Spokesperson of National Task Force to End Local Communist Armed Conflict
- In office 2020–2022
- Preceded by: Position established
- Succeeded by: Clarita Carlos

Personal details
- Born: Lorraine Marie Tablang Badoy June 2, 1962 (age 64) Manila, Philippines
- Relations: Gang Badoy (half-sister); Ludovico Badoy (uncle); ;
- Occupation: Doctor, government official

= Lorraine Badoy-Partosa =

Filipino physician and government official

Lorraine Marie Tablang Badoy-Partosa, better known as Lorraine Badoy and sometimes also called Lorraine Partosa, is a Filipino physician, government official, and political figure best known for having been one of the spokespersons of the National Task Force to End Local Communist Armed Conflict, and for being involved in various controversies relating to the practice of red-tagging in the Philippines.

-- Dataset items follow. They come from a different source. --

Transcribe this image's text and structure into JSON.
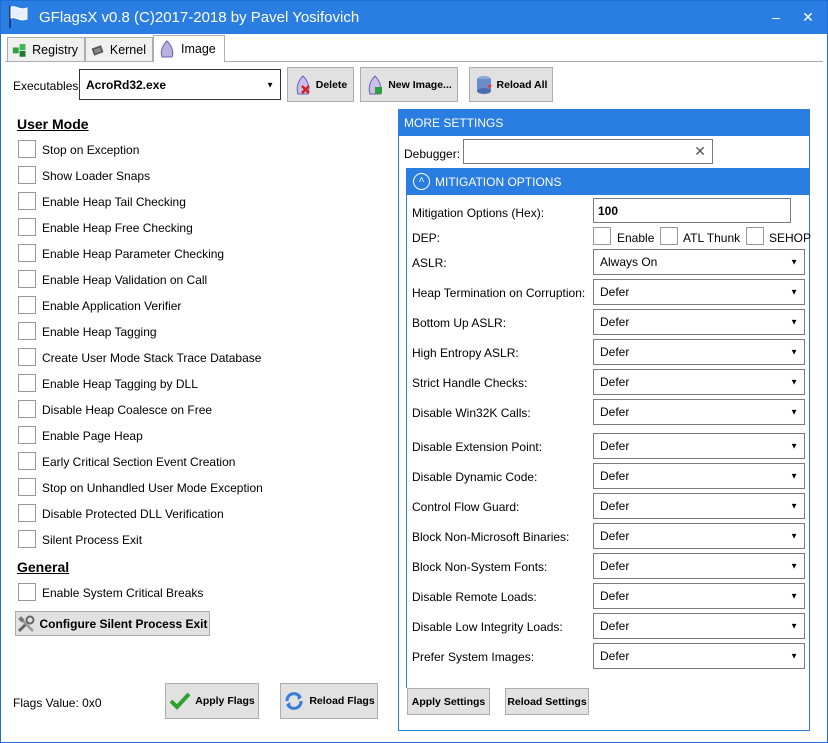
{
  "window": {
    "title": "GFlagsX v0.8 (C)2017-2018 by Pavel Yosifovich",
    "minimize_icon": "minimize-icon",
    "close_icon": "close-icon"
  },
  "tabs": [
    {
      "label": "Registry",
      "icon": "registry-icon"
    },
    {
      "label": "Kernel",
      "icon": "chip-icon"
    },
    {
      "label": "Image",
      "icon": "image-icon",
      "active": true
    }
  ],
  "executables": {
    "label": "Executables:",
    "value": "AcroRd32.exe"
  },
  "toolbar": {
    "delete": "Delete",
    "new_image": "New Image...",
    "reload_all": "Reload All"
  },
  "user_mode": {
    "title": "User Mode",
    "items": [
      "Stop on Exception",
      "Show Loader Snaps",
      "Enable Heap Tail Checking",
      "Enable Heap Free Checking",
      "Enable Heap Parameter Checking",
      "Enable Heap Validation on Call",
      "Enable Application Verifier",
      "Enable Heap Tagging",
      "Create User Mode Stack Trace Database",
      "Enable Heap Tagging by DLL",
      "Disable Heap Coalesce on Free",
      "Enable Page Heap",
      "Early Critical Section Event Creation",
      "Stop on Unhandled User Mode Exception",
      "Disable Protected DLL Verification",
      "Silent Process Exit"
    ]
  },
  "general": {
    "title": "General",
    "items": [
      "Enable System Critical Breaks"
    ]
  },
  "configure_button": "Configure Silent Process Exit",
  "flags_value": "Flags Value: 0x0",
  "apply_flags": "Apply Flags",
  "reload_flags": "Reload Flags",
  "more_settings": {
    "title": "MORE SETTINGS",
    "debugger_label": "Debugger:",
    "debugger_value": "",
    "mitigation": {
      "title": "MITIGATION OPTIONS",
      "hex_label": "Mitigation Options (Hex):",
      "hex_value": "100",
      "dep_label": "DEP:",
      "dep_options": [
        "Enable",
        "ATL Thunk",
        "SEHOP"
      ],
      "rows": [
        {
          "label": "ASLR:",
          "value": "Always On"
        },
        {
          "label": "Heap Termination on Corruption:",
          "value": "Defer"
        },
        {
          "label": "Bottom Up ASLR:",
          "value": "Defer"
        },
        {
          "label": "High Entropy ASLR:",
          "value": "Defer"
        },
        {
          "label": "Strict Handle Checks:",
          "value": "Defer"
        },
        {
          "label": "Disable Win32K Calls:",
          "value": "Defer"
        },
        {
          "label": "Disable Extension Point:",
          "value": "Defer"
        },
        {
          "label": "Disable Dynamic Code:",
          "value": "Defer"
        },
        {
          "label": "Control Flow Guard:",
          "value": "Defer"
        },
        {
          "label": "Block Non-Microsoft Binaries:",
          "value": "Defer"
        },
        {
          "label": "Block Non-System Fonts:",
          "value": "Defer"
        },
        {
          "label": "Disable Remote Loads:",
          "value": "Defer"
        },
        {
          "label": "Disable Low Integrity Loads:",
          "value": "Defer"
        },
        {
          "label": "Prefer System Images:",
          "value": "Defer"
        }
      ]
    },
    "apply_settings": "Apply Settings",
    "reload_settings": "Reload Settings"
  }
}
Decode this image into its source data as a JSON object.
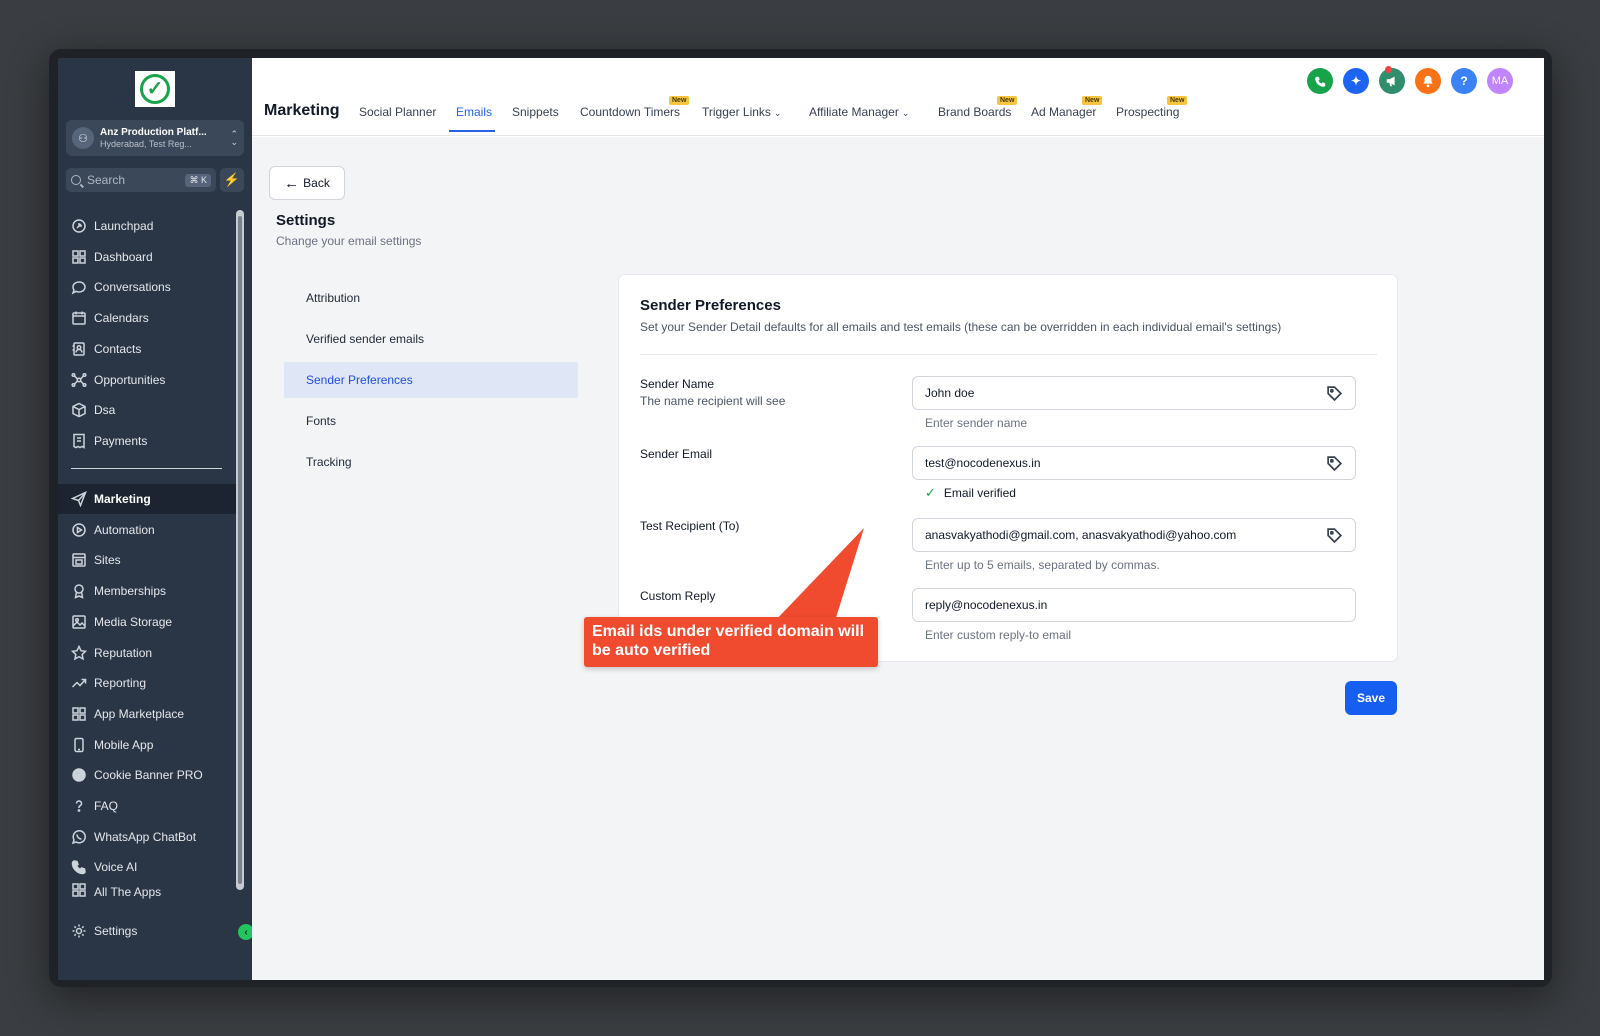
{
  "sidebar": {
    "account": {
      "name": "Anz Production Platf...",
      "location": "Hyderabad, Test Reg..."
    },
    "search": {
      "placeholder": "Search",
      "shortcut": "⌘ K"
    },
    "items": [
      {
        "label": "Launchpad",
        "icon": "rocket-icon"
      },
      {
        "label": "Dashboard",
        "icon": "grid-icon"
      },
      {
        "label": "Conversations",
        "icon": "chat-icon"
      },
      {
        "label": "Calendars",
        "icon": "calendar-icon"
      },
      {
        "label": "Contacts",
        "icon": "contact-icon"
      },
      {
        "label": "Opportunities",
        "icon": "network-icon"
      },
      {
        "label": "Dsa",
        "icon": "box-icon"
      },
      {
        "label": "Payments",
        "icon": "receipt-icon"
      }
    ],
    "items2": [
      {
        "label": "Marketing",
        "icon": "send-icon",
        "active": true
      },
      {
        "label": "Automation",
        "icon": "automation-icon"
      },
      {
        "label": "Sites",
        "icon": "sites-icon"
      },
      {
        "label": "Memberships",
        "icon": "membership-icon"
      },
      {
        "label": "Media Storage",
        "icon": "image-icon"
      },
      {
        "label": "Reputation",
        "icon": "star-icon"
      },
      {
        "label": "Reporting",
        "icon": "trend-icon"
      },
      {
        "label": "App Marketplace",
        "icon": "apps-icon"
      },
      {
        "label": "Mobile App",
        "icon": "mobile-icon"
      },
      {
        "label": "Cookie Banner PRO",
        "icon": "cookie-icon"
      },
      {
        "label": "FAQ",
        "icon": "question-icon"
      },
      {
        "label": "WhatsApp ChatBot",
        "icon": "whatsapp-icon"
      },
      {
        "label": "Voice AI",
        "icon": "phone-icon"
      },
      {
        "label": "All The Apps",
        "icon": "apps-icon"
      }
    ],
    "settings_label": "Settings"
  },
  "topbar": {
    "title": "Marketing",
    "tabs": [
      {
        "label": "Social Planner"
      },
      {
        "label": "Emails",
        "active": true
      },
      {
        "label": "Snippets"
      },
      {
        "label": "Countdown Timers",
        "badge": "New"
      },
      {
        "label": "Trigger Links",
        "dropdown": true
      },
      {
        "label": "Affiliate Manager",
        "dropdown": true
      },
      {
        "label": "Brand Boards",
        "badge": "New"
      },
      {
        "label": "Ad Manager",
        "badge": "New"
      },
      {
        "label": "Prospecting",
        "badge": "New"
      }
    ],
    "icons": [
      {
        "name": "phone-icon",
        "color": "#16a34a"
      },
      {
        "name": "sparkle-icon",
        "color": "#1d64f2"
      },
      {
        "name": "megaphone-icon",
        "color": "#2f8f6d"
      },
      {
        "name": "bell-icon",
        "color": "#f97316"
      },
      {
        "name": "help-icon",
        "color": "#3b82f6"
      }
    ],
    "help_glyph": "?",
    "avatar": {
      "initials": "MA",
      "color": "#c084fc"
    }
  },
  "page": {
    "back_label": "Back",
    "title": "Settings",
    "subtitle": "Change your email settings",
    "settings_nav": [
      {
        "label": "Attribution"
      },
      {
        "label": "Verified sender emails"
      },
      {
        "label": "Sender Preferences",
        "active": true
      },
      {
        "label": "Fonts"
      },
      {
        "label": "Tracking"
      }
    ]
  },
  "card": {
    "title": "Sender Preferences",
    "subtitle": "Set your Sender Detail defaults for all emails and test emails (these can be overridden in each individual email's settings)",
    "sender_name": {
      "label": "Sender Name",
      "sublabel": "The name recipient will see",
      "value": "John doe",
      "help": "Enter sender name"
    },
    "sender_email": {
      "label": "Sender Email",
      "value": "test@nocodenexus.in",
      "verified": "Email verified"
    },
    "test_recipient": {
      "label": "Test Recipient (To)",
      "value": "anasvakyathodi@gmail.com, anasvakyathodi@yahoo.com",
      "help": "Enter up to 5 emails, separated by commas."
    },
    "custom_reply": {
      "label": "Custom Reply",
      "value": "reply@nocodenexus.in",
      "help": "Enter custom reply-to email"
    },
    "save_label": "Save"
  },
  "annotation": {
    "text": "Email ids under verified domain will be auto verified",
    "color": "#f04b2f"
  }
}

Badoy-Partosa was also Undersecretary of the Presidential Communications Operations Office (PCOO) and Assistant Secretary of the Department of Social Welfare and Development. She is the half-sister of advocacy leader and educator Gang Badoy and the niece of former Cotabato City Mayor Ludovico Badoy.

Prior to her appointment to government, Badoy-Partosa was a supporter of President Rodrigo Duterte during his campaign.

== Legal cases ==

Civil complaints seeking ₱2 million in damages have been filed against Badoy-Partosa by activist Carol Araullo and separately, by her son, journalist Atom Araullo, due to Badoy-Partosa's repeated public red-tagging of them. Atom Araullo chose not to file libel charges against Badoy-Partosa, as he opposes the criminalization of libel, which is often used to harass legitimate media in the Philippines. In December 2024, the Quezon City Regional Trial Court promulgated a ₱2-million fine against Badoy-Partosa and Jeffrey "Ka Eric" Celiz for red-baiting Atom Araullo.

On February 29, 2024, the Supreme Court of the Philippines fined Badoy ₱30,000 for indirect contempt of court per publication of vitriolic statements and outright threats. She was convicted of online red-tagging Manila RTC, Branch 19 Judge Marlo A. Magdoza-Malagar calling him an "idiot judge" who lawyered for the CPP-NPA.